Athene Holding (NYSE:ATH) sold a non cumulative preferred issue with a coupon of 5.625%. The issue is trading under temporary OTC ticker ATHHF and last traded at $25.50.

B Riley announced a new baby bond with a fixed coupon of 6.5%. Proceeds will be used to call their 7.5% baby bond (RILYL). The new issue will trade under the ticker RILYN–but has not yet traded, although we see it is set up to trade soon.

Lastly JMP Group (NYSE:JMP) sold a new issue of baby bonds with a fixed rate coupon of 6.875%. The company intends to call their 8% JMPB senior notes which are currently outstanding. No ticker was announced for the new issue but we are guessing it will be JMPE.

13 thoughts on “Monday Morning Kickoff”

    1. Harvey–will have to get this on the lists–totally missed this one. Looks pretty dicey with the 9.75% coupon, but will have to get a deeper look at the company.

  1. Repos are a fast way for the Fed to push money into the banking system. In theory, it’s temporary, but then the repos can be rolled (like options) and effectively become permanent.

    The Fed should play a much smaller role in the economy. It did so for the first hundred years; then they discovered they could take over economic policy from the executive branch through active use of monetary policy. The executive branch may do a bad job of it from time to time (ok, most of the time) but at least they have some accountability to the people.

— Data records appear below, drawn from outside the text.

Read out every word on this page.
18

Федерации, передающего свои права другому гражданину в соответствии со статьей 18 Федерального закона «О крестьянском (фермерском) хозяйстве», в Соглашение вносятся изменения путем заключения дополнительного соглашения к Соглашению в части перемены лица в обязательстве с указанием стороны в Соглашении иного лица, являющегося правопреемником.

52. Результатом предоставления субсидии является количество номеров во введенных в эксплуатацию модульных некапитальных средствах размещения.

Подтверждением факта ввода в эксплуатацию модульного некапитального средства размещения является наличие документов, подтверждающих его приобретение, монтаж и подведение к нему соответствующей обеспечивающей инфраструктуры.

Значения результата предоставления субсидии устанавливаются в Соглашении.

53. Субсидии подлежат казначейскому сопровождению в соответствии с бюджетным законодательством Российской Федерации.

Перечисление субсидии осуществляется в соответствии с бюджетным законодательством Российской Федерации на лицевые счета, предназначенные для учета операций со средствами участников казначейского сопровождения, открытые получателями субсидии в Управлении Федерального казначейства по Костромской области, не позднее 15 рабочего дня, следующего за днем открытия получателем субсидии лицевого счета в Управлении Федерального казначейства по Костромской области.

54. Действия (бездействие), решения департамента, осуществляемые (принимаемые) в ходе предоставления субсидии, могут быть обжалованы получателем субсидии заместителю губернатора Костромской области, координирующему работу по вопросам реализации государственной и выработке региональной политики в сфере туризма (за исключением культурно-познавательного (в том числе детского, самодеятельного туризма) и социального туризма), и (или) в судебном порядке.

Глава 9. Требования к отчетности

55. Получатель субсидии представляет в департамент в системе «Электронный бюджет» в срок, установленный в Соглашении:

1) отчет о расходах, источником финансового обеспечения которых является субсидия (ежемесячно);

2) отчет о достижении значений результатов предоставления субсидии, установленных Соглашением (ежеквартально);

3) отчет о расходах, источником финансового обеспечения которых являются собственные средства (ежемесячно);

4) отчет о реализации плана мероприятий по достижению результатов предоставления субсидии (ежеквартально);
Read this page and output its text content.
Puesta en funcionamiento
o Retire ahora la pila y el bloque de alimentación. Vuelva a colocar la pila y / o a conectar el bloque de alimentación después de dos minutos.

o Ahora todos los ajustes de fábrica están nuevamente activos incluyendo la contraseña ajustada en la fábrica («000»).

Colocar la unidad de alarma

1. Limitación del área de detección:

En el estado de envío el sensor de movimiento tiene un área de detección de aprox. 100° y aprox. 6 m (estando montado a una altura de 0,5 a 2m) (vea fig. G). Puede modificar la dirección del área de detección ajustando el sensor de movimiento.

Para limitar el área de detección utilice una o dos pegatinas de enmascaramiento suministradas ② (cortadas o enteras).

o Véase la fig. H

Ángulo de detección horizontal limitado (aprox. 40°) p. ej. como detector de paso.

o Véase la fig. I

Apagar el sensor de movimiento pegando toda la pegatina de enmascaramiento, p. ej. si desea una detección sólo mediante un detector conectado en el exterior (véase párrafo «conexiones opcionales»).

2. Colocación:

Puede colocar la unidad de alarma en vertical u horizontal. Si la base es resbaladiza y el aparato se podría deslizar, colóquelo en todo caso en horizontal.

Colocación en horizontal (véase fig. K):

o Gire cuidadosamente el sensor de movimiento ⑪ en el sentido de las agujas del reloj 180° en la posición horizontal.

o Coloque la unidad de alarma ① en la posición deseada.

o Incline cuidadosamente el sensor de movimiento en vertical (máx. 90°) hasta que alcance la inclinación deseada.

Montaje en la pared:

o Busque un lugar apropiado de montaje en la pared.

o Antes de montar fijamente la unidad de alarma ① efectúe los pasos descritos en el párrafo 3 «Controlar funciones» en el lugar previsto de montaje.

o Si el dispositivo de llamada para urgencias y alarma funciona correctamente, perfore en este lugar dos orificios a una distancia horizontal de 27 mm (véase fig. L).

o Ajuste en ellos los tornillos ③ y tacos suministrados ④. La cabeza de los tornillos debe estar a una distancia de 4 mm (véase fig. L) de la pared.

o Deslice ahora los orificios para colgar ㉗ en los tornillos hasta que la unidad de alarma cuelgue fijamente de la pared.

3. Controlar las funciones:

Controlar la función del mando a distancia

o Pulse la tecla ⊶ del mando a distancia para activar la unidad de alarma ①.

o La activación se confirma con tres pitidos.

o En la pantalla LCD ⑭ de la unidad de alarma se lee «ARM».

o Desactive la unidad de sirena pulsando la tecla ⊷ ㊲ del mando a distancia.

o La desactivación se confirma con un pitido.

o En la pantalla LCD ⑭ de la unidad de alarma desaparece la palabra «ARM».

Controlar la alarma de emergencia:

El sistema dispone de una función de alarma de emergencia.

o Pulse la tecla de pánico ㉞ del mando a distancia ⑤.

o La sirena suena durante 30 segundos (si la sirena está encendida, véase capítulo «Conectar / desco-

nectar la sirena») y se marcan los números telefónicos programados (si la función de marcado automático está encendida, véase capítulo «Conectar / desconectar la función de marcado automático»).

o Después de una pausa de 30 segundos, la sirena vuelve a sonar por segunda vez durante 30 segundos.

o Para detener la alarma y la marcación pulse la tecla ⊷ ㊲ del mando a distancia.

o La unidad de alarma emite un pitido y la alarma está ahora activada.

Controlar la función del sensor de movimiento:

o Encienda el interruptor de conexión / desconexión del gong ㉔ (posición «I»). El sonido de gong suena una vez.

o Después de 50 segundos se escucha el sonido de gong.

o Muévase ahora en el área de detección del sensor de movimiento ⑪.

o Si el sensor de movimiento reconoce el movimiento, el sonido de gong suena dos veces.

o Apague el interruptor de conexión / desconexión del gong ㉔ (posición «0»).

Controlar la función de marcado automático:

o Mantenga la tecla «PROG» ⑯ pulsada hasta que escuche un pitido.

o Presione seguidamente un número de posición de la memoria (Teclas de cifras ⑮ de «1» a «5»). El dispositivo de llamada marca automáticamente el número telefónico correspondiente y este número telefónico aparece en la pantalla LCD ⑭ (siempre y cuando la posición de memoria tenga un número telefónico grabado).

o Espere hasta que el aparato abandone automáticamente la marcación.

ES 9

  2. Another view of the recent repo issue from Cullen Roche:

    He has a number of “primers” on topics like QE, bank reserves, federal reserve, money, etc., which I have found helpful for my understanding of these issues (which is, admittedly, meager) and is a bit different from some mainstream financial media. Good sense of humor and explanations closer to my comprehension level!

  3. Excellent article by Steve Schwarzman (Balckstone CEO) in 2015 regarding this very issue causing the next crisis. Basically, Dodd Frank requires more capital on balance sheet so less cash is available for market purposes. There is enough cash, its just in the wrong places.

    I can’t post the WSJ article due to pay wall issues.

    1. @Marc Wilborn, @Tim

      Good update from Tim and comment. Info helpful. Tks.

  4. I don’t mind a little less in yield to have my cash in US govt mmkt and h/y savings right now, still getting 1.8-1.9%.. w the liquidity issues going on, corp short term debt bothers me if a mmkt fund or etf gets squeezed and there is a minor panic..

    so ironic there is a liquidity issue when there is so much “cash” sloshing around.. Japanese corp’s for example are sitting on $5.3US trillion of cash.. it would not take much to cause corp credit markets to freeze up again from what I can see.. it all makes me very nervous perhaps too conservative but to each her own I guess.. but big moves make for big opportunities as well

  5. I don’t understand the “repo” issue, how it happened, the fed’s role in it, nor how it affects markets. Can anyone clarify this mystery for me? Thanks.

    1. I am like Jeff, would appreciate further commentary. Particularly, how does repo uncertainty residential mortgage reits, which depend so heavily on repo financing.